Every once in a while I actually plan out a few meals on the weekend and buy what I need to make them. That’s as good as it gets. And recently, I did just that, using Allison as my guide for two of the meals.
Meal #1: Baked Spaghetti
I know this falls into the “classics” category, but I’ve never made it. Allison gave me instructions: cook your noodles, toss them into a casserole dish, add spaghetti sauce & cheese and bake. I passed this description on to Doug and he whipped up a masterpiece. Here’s what he put together:
- Cooked spaghetti noodles
- Homemade tomato sauce that we made last summer from our bumper tomato crop
- Cottage cheese
- Mixture of Mozzarella, Kerrygold Dubliner Irish cheese & Smoked cheddar
- Chopped sweet apple chicken sausage
Mix it all up and sprinkle the top with cheese. Pop into the oven at 350 until the cheese on top is just how you like it.
If the casserole dish seems boring, try baking in individual ramekins:
Meal #2: Creamy Crockpot Chicken
Allison pinned this recipe from The Larson Lingo blog and I thought it sounded simple and tasty.
- Bag of frozen Chicken Breast Tenderloins (2.5-3lb bag)
- 8 oz block of cream cheese (don’t use Fat Free! 1/3 less fat or regular is fine)
- Can of Black Beans, drained & rinsed. (or Pinto Beans if you prefer)
- Can of Corn, drained
- Can of Rotel
Directions:
- Put frozen chicken in the crock pot
- Put Cream cheese on top of the chicken
- Dump in the Black Beans (make sure they are drained & rinsed!!!)
- Dump in the drained corn
- Dump in the Rotel
- Cover & cook in your Crock Pot on low for 6-8 hours
- Every 2 hours, I stir the ingredients
- You can shred the chicken when it is done, or just leave it as tenderloins
This was a hit! I made a few changes: using diced tomatoes and not stirring every two hours, as I wasn’t home to do so. It turned out great. Delicious over jasmine rice the first night and perfect on small tortillas when we had leftovers the next.

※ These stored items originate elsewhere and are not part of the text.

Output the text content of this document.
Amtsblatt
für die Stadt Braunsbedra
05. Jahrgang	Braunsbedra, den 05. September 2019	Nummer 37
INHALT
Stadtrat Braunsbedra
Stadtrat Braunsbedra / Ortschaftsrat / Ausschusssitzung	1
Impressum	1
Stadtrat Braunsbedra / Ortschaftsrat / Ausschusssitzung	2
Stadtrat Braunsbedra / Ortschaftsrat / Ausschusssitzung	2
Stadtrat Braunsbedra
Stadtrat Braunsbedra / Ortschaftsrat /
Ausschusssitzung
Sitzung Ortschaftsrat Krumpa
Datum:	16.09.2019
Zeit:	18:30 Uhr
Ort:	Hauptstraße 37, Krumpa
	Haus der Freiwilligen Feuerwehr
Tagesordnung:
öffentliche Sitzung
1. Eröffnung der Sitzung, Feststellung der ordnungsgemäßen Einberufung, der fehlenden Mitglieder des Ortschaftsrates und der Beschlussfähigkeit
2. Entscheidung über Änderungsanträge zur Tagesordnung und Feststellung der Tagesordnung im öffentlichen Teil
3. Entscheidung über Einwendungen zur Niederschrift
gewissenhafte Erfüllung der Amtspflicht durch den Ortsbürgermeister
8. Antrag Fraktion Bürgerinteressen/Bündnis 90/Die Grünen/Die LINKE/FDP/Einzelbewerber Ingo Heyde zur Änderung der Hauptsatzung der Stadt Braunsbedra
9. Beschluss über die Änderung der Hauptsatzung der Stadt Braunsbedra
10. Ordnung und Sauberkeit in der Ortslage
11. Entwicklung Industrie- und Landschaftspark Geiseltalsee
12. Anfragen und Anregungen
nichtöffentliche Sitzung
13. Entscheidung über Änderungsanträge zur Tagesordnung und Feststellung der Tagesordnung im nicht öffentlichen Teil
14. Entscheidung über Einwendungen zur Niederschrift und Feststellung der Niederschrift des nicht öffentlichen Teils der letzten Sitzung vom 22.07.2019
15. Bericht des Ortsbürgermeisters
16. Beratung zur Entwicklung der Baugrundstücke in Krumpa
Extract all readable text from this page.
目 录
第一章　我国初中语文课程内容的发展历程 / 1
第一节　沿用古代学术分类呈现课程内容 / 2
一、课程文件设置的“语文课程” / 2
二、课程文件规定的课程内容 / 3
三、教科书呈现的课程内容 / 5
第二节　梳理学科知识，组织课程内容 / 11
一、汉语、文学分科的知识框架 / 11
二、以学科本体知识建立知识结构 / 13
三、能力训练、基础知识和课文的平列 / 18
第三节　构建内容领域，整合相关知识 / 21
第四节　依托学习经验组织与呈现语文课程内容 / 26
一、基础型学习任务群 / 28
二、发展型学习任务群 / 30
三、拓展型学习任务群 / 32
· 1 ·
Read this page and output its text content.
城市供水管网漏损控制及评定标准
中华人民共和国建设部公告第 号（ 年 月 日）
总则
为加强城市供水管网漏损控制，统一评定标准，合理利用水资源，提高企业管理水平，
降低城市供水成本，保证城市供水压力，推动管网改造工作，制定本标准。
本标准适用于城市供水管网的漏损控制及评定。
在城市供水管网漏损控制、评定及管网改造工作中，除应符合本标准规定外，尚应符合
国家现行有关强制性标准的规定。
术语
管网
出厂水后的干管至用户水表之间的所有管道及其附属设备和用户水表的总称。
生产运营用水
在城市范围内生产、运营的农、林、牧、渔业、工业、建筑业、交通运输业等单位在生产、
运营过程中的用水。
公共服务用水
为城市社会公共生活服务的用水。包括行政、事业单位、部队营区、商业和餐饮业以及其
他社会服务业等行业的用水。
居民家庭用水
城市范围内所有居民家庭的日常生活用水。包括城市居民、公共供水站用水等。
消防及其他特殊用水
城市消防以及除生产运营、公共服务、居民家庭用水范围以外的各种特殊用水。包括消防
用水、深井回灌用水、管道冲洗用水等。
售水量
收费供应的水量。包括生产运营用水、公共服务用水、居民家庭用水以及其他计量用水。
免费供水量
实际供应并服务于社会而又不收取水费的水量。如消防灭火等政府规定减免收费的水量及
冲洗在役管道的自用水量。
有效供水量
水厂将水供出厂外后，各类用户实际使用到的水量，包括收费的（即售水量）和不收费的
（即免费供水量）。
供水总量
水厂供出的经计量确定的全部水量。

Here’s to creative friends and planning ahead every now and then!
Yum! We make baked spaghetti out of left overs. I freeze spaghetti for use later. After a couple of weeks I pull it out of the freezer, let it defrost, cover with cheese and bake. I love the idea of making it fresh too.
Years ago there was a restaurant at Nob Hill Plaza called Italianos. They served the best baked spaghetti! Dylan and I were regulars. Kristi and I used to go too.
Great idea to freeze leftovers, Stacie!